NLRX1 and TFEB in metabolism and renal diseases

Kidney disease and injury are a global major health issue that are, according the World Health Organization, associated with a rising morbidity and mortality. Studying the underlying pathophysiological mechanisms of renal injury can provide new targets for therapy or novel biomarkers. With the experimental studies presented in this thesis, we intended to provide novel insights into NLRX1 and TFEB functioning during renal disease development. In Chapter 2-6 we studied NLRX1 functioning in different mice models for acute and chronic kidney damage, urinary tract infection and metabolic syndrome. We show that NLRX1, despite a previously described role as pro-inflammatory regulator, appears not to play a role during upper urinary tract infection. In contrast, we found that the presence of NLRX1 in mice, on the one hand, inhibits acute oxidative stress and fibrosis development in the kidney, while on the other hand, NLRX1 contributes to metabolic syndrome, hepatic steatosis, and WesternDiet-associated kidney damage.
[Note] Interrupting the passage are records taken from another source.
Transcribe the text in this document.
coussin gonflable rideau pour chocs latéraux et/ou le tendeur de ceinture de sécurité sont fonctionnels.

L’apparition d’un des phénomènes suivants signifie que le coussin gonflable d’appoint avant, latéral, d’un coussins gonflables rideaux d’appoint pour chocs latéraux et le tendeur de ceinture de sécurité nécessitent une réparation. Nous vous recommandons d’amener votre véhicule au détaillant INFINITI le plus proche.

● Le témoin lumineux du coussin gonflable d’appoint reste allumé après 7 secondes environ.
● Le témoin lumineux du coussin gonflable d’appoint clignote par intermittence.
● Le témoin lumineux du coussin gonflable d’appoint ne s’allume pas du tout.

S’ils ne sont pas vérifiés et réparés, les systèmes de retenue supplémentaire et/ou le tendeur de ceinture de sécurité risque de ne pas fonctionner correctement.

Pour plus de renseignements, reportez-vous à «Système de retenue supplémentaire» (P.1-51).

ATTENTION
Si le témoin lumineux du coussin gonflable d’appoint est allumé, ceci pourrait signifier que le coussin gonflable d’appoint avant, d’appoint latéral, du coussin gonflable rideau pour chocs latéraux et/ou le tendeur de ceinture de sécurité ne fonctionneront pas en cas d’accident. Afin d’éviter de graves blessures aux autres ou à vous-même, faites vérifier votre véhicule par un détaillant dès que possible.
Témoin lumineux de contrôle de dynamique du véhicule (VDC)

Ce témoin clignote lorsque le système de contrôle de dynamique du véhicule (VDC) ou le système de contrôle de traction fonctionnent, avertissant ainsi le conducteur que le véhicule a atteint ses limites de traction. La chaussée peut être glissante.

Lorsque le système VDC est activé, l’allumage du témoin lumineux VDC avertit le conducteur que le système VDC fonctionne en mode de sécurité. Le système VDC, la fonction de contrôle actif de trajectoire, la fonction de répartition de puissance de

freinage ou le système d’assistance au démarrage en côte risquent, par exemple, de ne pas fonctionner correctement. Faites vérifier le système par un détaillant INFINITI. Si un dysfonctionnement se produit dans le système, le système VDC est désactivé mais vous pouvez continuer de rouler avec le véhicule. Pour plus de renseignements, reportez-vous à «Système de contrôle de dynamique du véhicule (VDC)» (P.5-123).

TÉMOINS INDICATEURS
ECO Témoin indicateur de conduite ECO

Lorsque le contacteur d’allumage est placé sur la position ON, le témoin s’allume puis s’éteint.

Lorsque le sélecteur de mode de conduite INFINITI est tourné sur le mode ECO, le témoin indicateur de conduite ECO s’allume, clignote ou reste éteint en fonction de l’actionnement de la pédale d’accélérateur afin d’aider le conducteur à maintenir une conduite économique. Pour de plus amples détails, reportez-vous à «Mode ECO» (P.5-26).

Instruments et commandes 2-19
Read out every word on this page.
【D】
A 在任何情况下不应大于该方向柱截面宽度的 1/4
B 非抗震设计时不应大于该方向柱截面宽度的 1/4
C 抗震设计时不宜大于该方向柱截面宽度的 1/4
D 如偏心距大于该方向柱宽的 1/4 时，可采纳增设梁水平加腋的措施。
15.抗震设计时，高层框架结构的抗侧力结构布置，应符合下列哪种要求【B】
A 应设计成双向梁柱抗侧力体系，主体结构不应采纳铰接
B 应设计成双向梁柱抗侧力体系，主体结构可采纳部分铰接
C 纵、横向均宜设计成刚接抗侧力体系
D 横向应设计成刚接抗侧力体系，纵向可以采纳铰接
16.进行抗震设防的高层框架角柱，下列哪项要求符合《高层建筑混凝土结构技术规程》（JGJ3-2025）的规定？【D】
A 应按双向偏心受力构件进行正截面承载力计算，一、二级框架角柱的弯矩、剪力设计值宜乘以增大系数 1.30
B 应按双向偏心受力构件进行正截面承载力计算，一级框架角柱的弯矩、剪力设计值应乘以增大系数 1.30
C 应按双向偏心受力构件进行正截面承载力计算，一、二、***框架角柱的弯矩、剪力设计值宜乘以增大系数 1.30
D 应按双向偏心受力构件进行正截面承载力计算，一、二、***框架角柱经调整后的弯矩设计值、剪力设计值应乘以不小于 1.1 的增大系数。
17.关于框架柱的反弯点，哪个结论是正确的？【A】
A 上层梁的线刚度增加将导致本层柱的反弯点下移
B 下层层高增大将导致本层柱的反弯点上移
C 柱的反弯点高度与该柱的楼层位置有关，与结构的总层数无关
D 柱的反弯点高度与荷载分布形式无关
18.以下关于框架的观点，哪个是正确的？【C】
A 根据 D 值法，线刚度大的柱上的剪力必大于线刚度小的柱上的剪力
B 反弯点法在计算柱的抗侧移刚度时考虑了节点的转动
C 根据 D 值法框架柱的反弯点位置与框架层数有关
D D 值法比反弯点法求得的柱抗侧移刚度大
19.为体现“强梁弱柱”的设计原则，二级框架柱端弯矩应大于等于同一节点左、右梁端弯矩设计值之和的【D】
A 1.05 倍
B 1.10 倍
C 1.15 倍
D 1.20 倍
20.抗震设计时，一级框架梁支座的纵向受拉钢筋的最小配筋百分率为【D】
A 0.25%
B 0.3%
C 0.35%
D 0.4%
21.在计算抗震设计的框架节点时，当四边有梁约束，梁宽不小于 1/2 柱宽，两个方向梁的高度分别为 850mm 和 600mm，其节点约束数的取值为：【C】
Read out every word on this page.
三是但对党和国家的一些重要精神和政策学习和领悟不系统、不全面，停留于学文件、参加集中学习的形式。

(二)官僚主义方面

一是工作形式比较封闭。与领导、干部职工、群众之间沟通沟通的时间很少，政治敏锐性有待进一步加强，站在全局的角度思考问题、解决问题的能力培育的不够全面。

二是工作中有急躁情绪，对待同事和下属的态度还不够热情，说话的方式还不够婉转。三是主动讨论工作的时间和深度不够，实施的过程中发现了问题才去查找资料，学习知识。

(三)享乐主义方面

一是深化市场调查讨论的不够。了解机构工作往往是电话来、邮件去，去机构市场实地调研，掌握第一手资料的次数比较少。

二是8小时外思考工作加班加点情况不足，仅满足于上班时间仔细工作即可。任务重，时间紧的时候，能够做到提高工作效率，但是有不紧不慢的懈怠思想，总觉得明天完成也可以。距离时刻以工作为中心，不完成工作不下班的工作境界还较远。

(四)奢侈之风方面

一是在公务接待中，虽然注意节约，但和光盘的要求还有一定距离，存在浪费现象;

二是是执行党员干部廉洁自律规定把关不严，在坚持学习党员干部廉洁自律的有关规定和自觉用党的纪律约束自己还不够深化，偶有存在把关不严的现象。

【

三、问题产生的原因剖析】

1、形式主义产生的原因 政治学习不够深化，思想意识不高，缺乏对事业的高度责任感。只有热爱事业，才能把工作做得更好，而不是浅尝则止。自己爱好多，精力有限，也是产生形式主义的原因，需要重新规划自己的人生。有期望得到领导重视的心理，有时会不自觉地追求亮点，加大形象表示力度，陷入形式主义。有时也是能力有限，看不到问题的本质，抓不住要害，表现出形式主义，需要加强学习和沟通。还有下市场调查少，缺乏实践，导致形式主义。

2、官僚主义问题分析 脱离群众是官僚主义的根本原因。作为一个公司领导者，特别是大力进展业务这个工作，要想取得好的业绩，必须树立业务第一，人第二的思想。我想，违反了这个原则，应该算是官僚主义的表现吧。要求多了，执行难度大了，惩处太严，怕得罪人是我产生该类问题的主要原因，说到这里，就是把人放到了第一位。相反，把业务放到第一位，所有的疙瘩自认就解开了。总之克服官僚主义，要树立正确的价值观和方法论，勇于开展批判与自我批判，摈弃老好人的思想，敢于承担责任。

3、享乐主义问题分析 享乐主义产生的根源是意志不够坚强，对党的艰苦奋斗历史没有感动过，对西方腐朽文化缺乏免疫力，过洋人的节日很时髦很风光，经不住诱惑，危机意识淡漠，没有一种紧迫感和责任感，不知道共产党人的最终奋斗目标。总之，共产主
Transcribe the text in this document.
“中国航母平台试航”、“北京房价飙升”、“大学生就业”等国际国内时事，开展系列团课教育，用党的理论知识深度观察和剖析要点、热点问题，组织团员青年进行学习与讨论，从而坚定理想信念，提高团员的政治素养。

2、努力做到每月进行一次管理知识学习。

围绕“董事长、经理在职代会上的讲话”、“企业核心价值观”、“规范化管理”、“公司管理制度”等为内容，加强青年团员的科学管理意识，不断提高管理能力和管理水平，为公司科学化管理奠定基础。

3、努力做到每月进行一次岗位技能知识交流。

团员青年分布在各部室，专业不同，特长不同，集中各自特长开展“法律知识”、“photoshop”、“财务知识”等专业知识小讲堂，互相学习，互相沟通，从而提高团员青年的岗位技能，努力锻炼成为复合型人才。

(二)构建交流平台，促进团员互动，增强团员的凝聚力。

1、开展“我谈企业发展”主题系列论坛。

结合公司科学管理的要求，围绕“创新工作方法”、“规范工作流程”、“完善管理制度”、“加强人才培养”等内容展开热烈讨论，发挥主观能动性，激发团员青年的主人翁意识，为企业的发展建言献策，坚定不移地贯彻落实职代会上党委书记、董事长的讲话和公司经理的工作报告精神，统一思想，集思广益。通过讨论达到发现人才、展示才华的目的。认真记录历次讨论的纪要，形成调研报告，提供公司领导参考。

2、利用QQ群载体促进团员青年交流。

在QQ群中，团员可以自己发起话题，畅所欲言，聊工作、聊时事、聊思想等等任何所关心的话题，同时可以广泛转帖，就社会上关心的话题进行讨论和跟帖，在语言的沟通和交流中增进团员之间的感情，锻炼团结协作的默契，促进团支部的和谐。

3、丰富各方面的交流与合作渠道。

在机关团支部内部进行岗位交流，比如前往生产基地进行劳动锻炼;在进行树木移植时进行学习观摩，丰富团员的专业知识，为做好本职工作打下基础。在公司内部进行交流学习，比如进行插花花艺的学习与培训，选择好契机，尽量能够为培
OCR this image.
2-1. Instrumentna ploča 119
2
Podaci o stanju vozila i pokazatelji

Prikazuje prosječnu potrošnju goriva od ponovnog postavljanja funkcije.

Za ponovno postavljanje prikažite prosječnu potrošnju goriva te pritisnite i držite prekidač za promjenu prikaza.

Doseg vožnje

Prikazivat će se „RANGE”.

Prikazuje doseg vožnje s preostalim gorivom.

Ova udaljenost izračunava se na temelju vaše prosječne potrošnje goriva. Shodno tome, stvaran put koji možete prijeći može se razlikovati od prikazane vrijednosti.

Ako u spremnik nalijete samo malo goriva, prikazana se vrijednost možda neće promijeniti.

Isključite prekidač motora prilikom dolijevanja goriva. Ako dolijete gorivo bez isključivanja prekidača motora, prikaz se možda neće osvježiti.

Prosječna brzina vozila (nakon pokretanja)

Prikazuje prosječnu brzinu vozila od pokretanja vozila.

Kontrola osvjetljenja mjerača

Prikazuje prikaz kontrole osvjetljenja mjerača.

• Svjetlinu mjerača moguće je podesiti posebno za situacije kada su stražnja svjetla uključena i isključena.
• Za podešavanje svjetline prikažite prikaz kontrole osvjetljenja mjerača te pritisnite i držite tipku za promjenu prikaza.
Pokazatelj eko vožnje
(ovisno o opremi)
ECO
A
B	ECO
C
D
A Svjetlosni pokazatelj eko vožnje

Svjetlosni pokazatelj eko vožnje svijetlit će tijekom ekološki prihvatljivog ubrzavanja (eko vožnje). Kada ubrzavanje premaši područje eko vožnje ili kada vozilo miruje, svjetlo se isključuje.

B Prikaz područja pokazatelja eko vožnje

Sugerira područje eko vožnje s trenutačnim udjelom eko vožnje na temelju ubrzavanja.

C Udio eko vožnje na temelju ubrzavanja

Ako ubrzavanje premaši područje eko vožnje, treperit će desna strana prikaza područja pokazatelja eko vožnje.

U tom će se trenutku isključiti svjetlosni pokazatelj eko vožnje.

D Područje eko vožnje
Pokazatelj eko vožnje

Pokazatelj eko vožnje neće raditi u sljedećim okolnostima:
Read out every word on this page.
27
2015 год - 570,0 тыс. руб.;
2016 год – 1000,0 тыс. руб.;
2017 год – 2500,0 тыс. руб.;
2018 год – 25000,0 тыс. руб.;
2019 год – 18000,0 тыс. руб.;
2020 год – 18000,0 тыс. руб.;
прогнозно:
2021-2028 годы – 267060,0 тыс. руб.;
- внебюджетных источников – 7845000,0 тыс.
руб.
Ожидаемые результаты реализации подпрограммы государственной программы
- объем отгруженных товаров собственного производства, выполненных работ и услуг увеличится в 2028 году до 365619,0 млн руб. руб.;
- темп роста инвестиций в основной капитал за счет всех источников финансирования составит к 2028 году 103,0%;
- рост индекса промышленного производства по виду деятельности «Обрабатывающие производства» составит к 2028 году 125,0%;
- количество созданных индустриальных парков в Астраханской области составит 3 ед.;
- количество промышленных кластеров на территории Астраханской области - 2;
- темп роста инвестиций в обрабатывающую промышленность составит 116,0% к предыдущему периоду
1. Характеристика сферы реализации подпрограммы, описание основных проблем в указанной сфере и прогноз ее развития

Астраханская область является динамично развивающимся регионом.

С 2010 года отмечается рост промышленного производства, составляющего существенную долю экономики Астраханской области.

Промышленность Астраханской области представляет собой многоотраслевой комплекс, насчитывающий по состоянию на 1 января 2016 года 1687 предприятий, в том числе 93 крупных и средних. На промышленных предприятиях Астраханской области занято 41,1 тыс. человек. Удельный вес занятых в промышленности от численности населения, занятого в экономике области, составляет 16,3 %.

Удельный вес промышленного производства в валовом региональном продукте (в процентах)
The mechanism that possibly underlie this is the inhibitory effect of NLRX1 on mitochondrial oxidative metabolism that we identified in various cell types (TECs, hepatocytes and macrophages). Together, we unraveled an important new function of NLRX1, namely the regulation of mitochondrial homeostasis in both parenchymal cells and immune cells and found that NLRX1 is critical for proper kidney disease control. In Chapter 7, the molecular mechanisms underlying TFEB related Renal Cell Carcinoma (RCC) tumorigenesis were studied. We show by using transgenic mice overexpressing TFEB specifically in renal epithelial cells in a constitutive and inducible way that WNT is a potential therapeutic target for kidney cancer associated with TFEB overexpression.